Achievements and titles
- Paralympic finals: 2016 Rio de Janeiro

Medal record
Men's paralympic athletics
Representing Egypt
Paralympic Games
| Silver medal – second place | 2016 Rio de Janeiro | 100m T37 |
IPC World Championships
| Gold medal – first place | 2011 Christchurch | 100 m T37 |

= Mostafa Fathalla Mohamed =

Egyptian Paralympian track and field athlete

Mostafa Fathalla Mohamed is an Egyptian Paralympic track and field athlete who competes in T37 sprint events.

== Career ==
Mostafa claimed gold medal in the men's 100 m T37 event at the 2011 IPC Athletics World Championships which was also eventually his first medal at the IPC Athletics World Championships.

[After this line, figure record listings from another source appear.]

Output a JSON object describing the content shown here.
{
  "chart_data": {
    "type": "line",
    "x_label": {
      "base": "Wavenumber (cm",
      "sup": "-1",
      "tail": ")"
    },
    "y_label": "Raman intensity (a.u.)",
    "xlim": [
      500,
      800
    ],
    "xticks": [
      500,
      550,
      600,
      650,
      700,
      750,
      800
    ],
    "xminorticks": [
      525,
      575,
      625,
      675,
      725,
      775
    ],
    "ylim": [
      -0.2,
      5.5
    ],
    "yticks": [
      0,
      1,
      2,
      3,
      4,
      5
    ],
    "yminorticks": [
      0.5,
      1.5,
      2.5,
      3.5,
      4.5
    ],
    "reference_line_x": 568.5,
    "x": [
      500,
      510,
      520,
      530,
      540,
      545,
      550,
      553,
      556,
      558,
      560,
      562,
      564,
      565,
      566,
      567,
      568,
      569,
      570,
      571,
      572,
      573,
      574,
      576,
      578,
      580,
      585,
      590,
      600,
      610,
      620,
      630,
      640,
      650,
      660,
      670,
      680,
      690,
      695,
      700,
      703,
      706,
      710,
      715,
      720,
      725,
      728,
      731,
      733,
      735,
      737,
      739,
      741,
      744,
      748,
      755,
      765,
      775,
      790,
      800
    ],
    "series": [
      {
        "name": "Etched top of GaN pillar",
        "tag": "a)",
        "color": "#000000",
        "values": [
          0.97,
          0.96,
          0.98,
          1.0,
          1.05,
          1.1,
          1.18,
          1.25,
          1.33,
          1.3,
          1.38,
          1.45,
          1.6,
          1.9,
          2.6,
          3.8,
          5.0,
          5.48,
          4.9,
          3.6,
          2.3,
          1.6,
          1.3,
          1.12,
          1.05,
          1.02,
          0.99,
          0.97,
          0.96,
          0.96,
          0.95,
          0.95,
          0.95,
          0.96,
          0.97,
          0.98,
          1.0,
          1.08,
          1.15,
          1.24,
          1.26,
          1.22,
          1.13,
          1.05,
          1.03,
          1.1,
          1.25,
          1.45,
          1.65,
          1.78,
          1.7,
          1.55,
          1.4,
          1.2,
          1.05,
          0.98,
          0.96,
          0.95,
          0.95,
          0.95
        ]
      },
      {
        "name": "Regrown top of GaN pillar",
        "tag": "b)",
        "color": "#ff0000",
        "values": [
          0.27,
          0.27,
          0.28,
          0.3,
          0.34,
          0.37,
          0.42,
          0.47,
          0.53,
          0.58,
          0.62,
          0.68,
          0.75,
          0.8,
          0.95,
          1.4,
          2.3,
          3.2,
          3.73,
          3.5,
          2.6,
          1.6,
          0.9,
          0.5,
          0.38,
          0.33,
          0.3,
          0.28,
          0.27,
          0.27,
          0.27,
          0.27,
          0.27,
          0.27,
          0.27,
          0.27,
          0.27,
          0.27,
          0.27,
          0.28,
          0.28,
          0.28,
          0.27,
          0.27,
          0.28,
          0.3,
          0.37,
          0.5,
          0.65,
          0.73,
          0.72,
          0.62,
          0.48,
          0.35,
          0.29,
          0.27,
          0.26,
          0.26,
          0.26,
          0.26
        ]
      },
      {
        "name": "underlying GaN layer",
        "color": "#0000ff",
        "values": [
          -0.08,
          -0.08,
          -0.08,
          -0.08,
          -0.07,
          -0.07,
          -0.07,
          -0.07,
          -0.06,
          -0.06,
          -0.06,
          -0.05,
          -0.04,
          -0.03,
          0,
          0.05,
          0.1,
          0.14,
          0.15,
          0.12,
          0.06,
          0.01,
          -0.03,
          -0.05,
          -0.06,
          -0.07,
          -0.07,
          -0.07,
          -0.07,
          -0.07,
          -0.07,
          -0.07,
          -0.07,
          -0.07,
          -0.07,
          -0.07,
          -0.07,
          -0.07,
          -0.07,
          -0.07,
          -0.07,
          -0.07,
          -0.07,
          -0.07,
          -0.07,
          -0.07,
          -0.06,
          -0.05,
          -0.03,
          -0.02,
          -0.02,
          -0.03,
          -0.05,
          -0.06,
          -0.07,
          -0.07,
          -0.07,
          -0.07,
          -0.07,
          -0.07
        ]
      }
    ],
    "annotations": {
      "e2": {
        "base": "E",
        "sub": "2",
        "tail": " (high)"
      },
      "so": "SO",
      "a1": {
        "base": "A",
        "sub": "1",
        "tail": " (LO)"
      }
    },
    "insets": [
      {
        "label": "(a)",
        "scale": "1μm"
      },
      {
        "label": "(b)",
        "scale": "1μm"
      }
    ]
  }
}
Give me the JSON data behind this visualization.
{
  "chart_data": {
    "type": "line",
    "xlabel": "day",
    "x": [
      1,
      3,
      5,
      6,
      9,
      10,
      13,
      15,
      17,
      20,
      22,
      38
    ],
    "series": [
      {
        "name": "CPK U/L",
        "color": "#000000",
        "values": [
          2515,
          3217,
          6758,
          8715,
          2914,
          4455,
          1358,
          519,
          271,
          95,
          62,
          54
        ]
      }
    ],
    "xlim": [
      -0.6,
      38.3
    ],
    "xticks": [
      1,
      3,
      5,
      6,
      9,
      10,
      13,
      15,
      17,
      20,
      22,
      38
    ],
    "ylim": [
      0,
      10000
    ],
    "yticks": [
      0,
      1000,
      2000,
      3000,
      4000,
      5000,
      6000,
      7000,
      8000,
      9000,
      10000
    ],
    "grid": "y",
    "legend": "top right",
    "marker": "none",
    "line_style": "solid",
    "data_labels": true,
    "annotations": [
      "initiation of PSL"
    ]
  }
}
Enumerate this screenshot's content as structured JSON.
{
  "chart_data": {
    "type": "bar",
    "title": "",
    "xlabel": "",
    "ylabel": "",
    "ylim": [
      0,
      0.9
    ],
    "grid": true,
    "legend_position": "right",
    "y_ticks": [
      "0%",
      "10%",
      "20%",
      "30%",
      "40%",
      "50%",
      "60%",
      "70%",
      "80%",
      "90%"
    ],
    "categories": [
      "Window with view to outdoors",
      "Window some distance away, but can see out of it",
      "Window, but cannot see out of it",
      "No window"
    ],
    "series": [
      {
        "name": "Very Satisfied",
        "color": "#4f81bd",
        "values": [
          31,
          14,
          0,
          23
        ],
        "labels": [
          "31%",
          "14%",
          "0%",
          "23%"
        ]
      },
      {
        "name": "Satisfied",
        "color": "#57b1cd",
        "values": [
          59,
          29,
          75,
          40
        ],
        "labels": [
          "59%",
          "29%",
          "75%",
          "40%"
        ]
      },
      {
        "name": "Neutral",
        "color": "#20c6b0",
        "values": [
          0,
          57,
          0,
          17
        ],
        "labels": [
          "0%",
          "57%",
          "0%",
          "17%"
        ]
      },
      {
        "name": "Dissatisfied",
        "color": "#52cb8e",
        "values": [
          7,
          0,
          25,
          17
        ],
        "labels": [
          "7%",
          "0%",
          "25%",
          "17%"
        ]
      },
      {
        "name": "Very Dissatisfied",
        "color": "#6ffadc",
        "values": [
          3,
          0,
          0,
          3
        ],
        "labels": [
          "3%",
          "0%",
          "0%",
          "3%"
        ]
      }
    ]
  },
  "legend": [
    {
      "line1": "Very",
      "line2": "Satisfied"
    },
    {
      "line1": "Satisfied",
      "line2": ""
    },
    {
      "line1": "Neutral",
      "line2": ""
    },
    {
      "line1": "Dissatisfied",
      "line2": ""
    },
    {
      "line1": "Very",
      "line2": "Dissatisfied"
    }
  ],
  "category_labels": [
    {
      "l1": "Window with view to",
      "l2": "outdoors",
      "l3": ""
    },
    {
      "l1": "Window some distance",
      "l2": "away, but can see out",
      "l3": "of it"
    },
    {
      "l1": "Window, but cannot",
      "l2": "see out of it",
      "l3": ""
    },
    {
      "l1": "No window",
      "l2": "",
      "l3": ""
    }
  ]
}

The 2011 IPC Athletics World Championships also marked his maiden appearance at the IPC Athletics World Championships.

He made his debut appearance at the Paralympics representing Egypt at the 2012 Summer Paralympics and competed in the men's 100m T37 and men's 200m T37 events. He claimed a silver medal in his second Paralympic appearance representing Egypt at the 2016 Summer Paralympics in the men's 100m T37 category. In addition, he also took part in the men's 400m T37 event where he narrowly missed out on a bronze medal claiming fourth place.